И Валерик бег свой замедлил, а потом и вовсе юркнул за ларек, распираемый любопытством: за кем дядя Женя подсматривает? «Шпиона, наверно, выслеживает, как наш разведчик Николай Кузнецов! На офицера, что ли, смотрит, что пиво пьет?.. Или на женщину его?»
На помосте, за единственно занятым столиком, офицер допивал кружку пива.
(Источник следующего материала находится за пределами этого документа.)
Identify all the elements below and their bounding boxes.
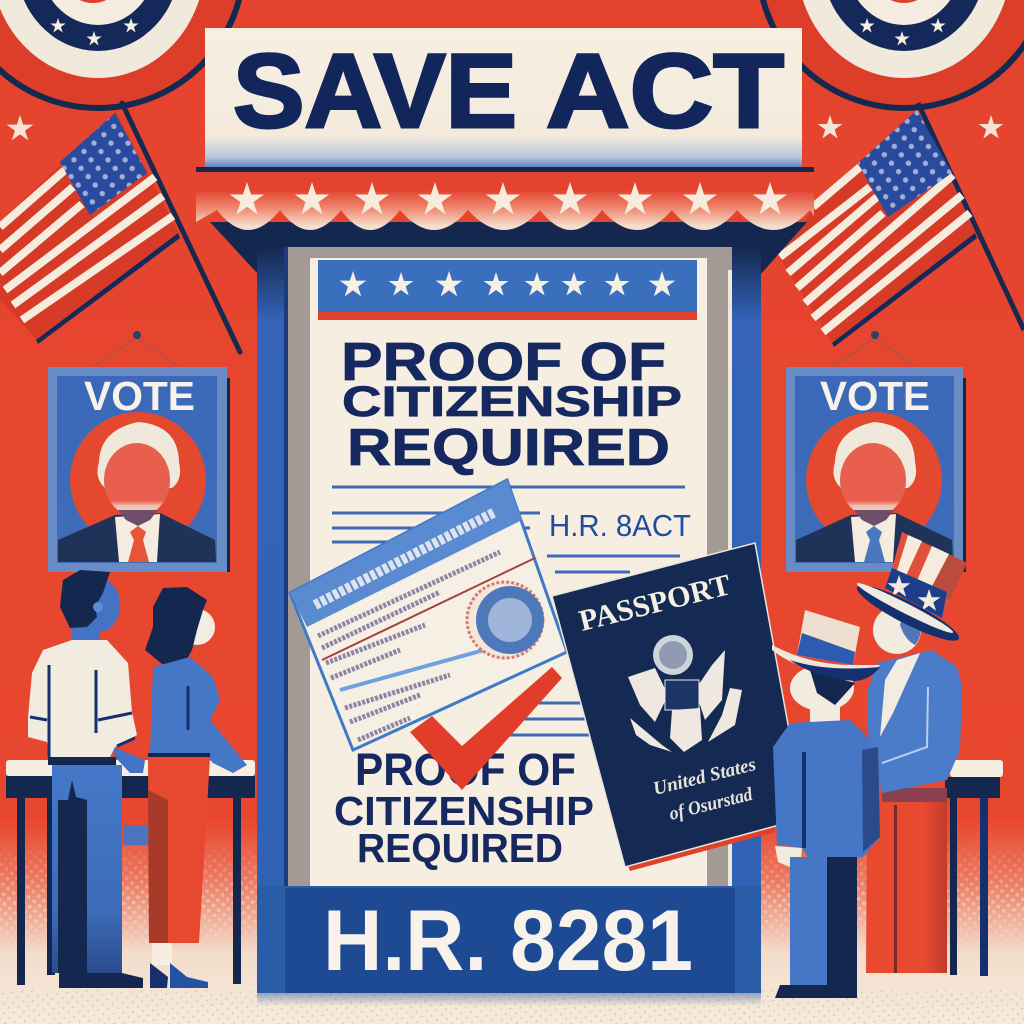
lower headline: PROOF OF bbox=[355, 744, 576, 795]
scalloped star awning bbox=[196, 167, 814, 230]
decorative wall stars bbox=[7, 115, 1003, 140]
passport bbox=[552, 543, 805, 871]
banner title: SAVE bbox=[233, 33, 517, 150]
bill number partial: H.R. 8ACT bbox=[549, 508, 691, 543]
lower headline: REQUIRED bbox=[357, 825, 563, 871]
upper headline: CITIZENSHIP bbox=[342, 378, 682, 426]
right bunting rosette bbox=[758, 0, 1024, 108]
person: man from behind bbox=[28, 570, 145, 988]
left table bbox=[6, 760, 255, 985]
banner title bbox=[205, 28, 802, 167]
bill number plate bbox=[257, 886, 761, 993]
voting booth frame bbox=[210, 222, 807, 990]
bill number plate: H.R. 8281 bbox=[323, 893, 693, 989]
central proof-of-citizenship poster bbox=[310, 258, 707, 886]
right table bbox=[945, 760, 1003, 976]
left bunting rosette bbox=[0, 0, 244, 108]
upper headline: REQUIRED bbox=[347, 419, 670, 477]
body text rules bbox=[332, 487, 685, 735]
passport footer bbox=[651, 754, 758, 825]
lower headline: CITIZENSHIP bbox=[334, 788, 594, 834]
person: uncle sam figure bbox=[852, 532, 967, 973]
poster label: VOTE bbox=[820, 373, 930, 419]
id card document bbox=[290, 480, 567, 750]
right american flag bbox=[780, 103, 1024, 347]
right vote poster bbox=[786, 331, 966, 572]
person: man in top hat from behind bbox=[772, 610, 880, 998]
upper headline bbox=[341, 332, 682, 477]
person: woman from behind bbox=[145, 587, 247, 988]
upper headline: PROOF OF bbox=[341, 332, 666, 392]
poster label: VOTE bbox=[84, 373, 195, 419]
red check mark bbox=[410, 667, 562, 790]
left american flag bbox=[0, 103, 240, 352]
passport footer: of Osurstad bbox=[667, 784, 755, 825]
passport footer: United States bbox=[651, 754, 758, 800]
banner title: ACT bbox=[546, 33, 784, 150]
icon: eagle seal bbox=[628, 635, 742, 752]
left vote poster bbox=[48, 331, 230, 572]
icon: star-spangled top hat bbox=[852, 532, 967, 649]
star band bbox=[318, 260, 697, 320]
lower headline bbox=[334, 744, 594, 871]
passport title: PASSPORT bbox=[576, 568, 734, 638]
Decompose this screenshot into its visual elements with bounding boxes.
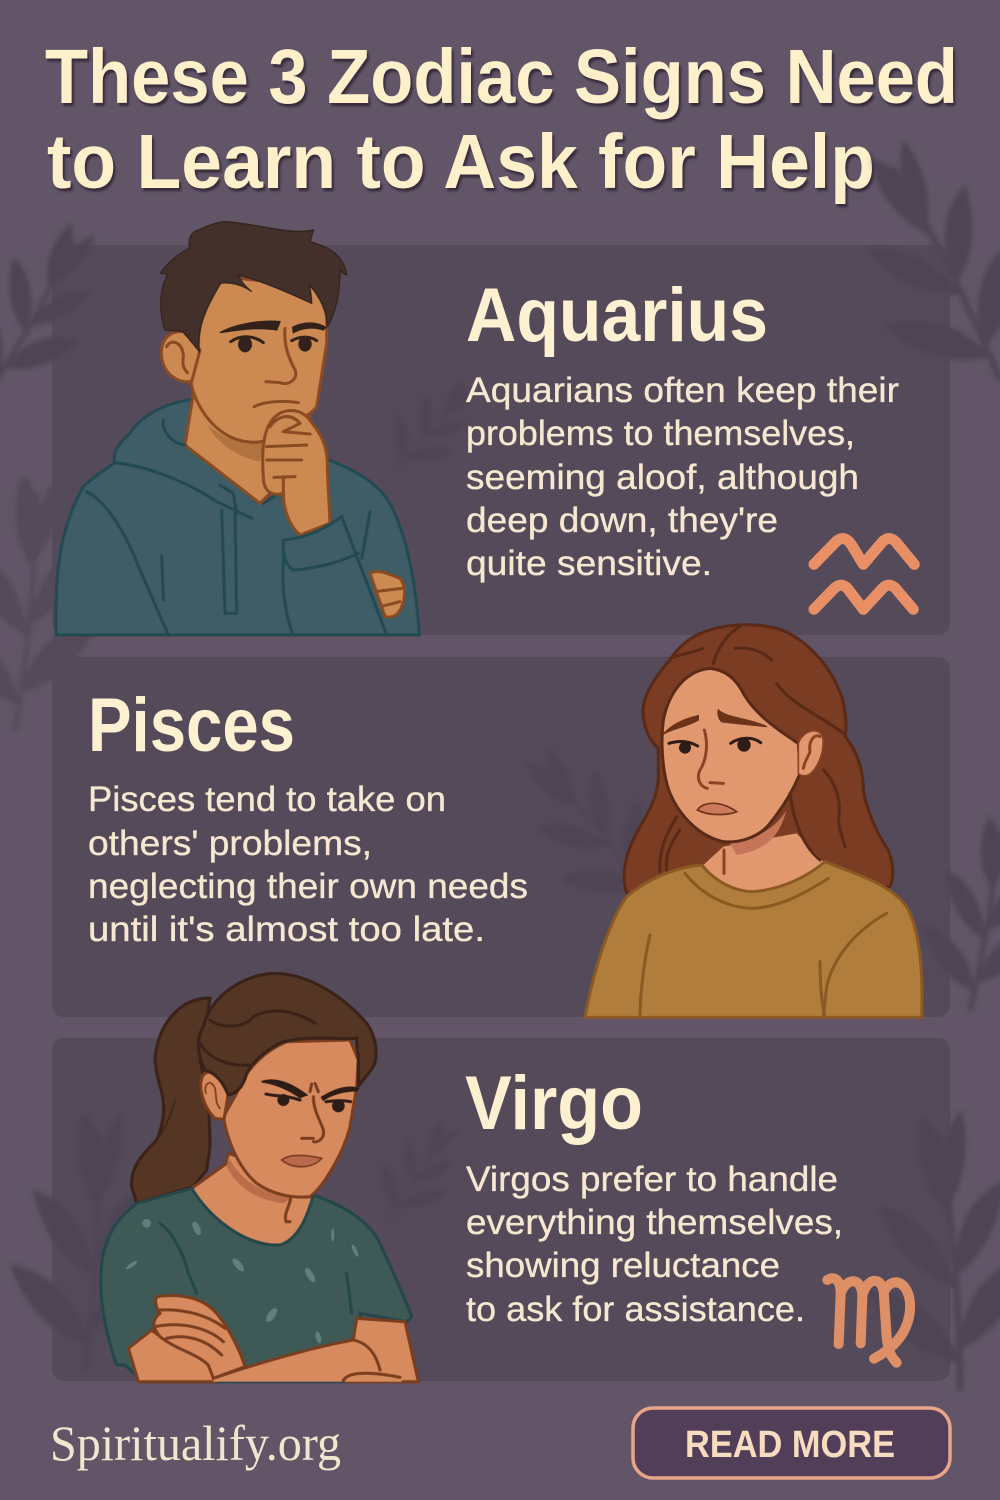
- icon: Aquarius symbol: [814, 539, 914, 609]
- panel: Aquarius: [0, 117, 1000, 635]
- leaf behind figure: [489, 723, 1000, 1018]
- description: Virgo: to ask for assistance.: [466, 1290, 805, 1329]
- description: Aquarius: seeming aloof, although: [466, 458, 859, 497]
- illustration: thoughtful man in teal hoodie: [56, 222, 419, 635]
- title: to Learn to Ask for Help: [47, 119, 875, 205]
- read more button: [633, 1408, 950, 1478]
- panel: Virgo: [8, 973, 1000, 1399]
- description: Virgo: everything themselves,: [466, 1203, 843, 1242]
- description: Virgo: showing reluctance: [466, 1246, 780, 1285]
- footer brand: Spiritualify.org: [50, 1415, 341, 1471]
- description: Pisces: Pisces tend to take on: [88, 780, 446, 819]
- leaves inside Aquarius panel: [0, 117, 1000, 492]
- description: Pisces: until it's almost too late.: [88, 910, 485, 949]
- panel background: [52, 1038, 950, 1381]
- description: Aquarius: deep down, they're: [466, 501, 778, 540]
- description: Pisces: neglecting their own needs: [88, 867, 528, 906]
- title: [45, 34, 958, 205]
- icon: Virgo symbol: [827, 1278, 910, 1363]
- background leaf decoration: [0, 478, 90, 728]
- description: Pisces: others' problems,: [88, 824, 372, 863]
- heading: Aquarius: Aquarius: [466, 273, 768, 358]
- heading: Virgo: Virgo: [465, 1061, 643, 1146]
- read more button: READ MORE: [685, 1424, 895, 1466]
- description: Pisces: [88, 780, 528, 949]
- description: Virgo: [466, 1160, 843, 1329]
- illustration: sad woman in mustard sweater: [585, 625, 922, 1017]
- panel background: [52, 657, 950, 1017]
- description: Aquarius: problems to themselves,: [466, 414, 855, 453]
- panel: Pisces: [52, 625, 1000, 1018]
- illustration: frowning woman with ponytail and crossed arms: [101, 973, 418, 1382]
- description: Aquarius: [466, 371, 899, 583]
- description: Aquarius: Aquarians often keep their: [466, 371, 899, 410]
- heading: Pisces: Pisces: [88, 683, 295, 768]
- description: Aquarius: quite sensitive.: [466, 544, 712, 583]
- description: Virgo: Virgos prefer to handle: [466, 1160, 838, 1199]
- leaves inside Virgo panel: [8, 1105, 1000, 1399]
- panel background: [52, 245, 950, 635]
На него, улыбаясь, смотрела красивая женщина и ситро неохотно тянула из стакана граненого.
Мальчик, ровесник Валеркин, в одной руке держал тарелочку с нетронутым ломтиком хлеба, а в другой — остаток котлеты. Мальчик вяло доел котлету, а ломтик хлеба, показав собачке рыжей, что в тени барьера лежала, на пол бросил и ногой от себя отодвинул, дескать, на вот, возьми, этот хлеб уже твой.
Собачка понюхала воздух и в запахе хлебном учуяла запах котлеты, и облизнулась, не трогаясь с места. Она была сыта, и хлебный дух ее не трогал, но приманивал запах котлеты.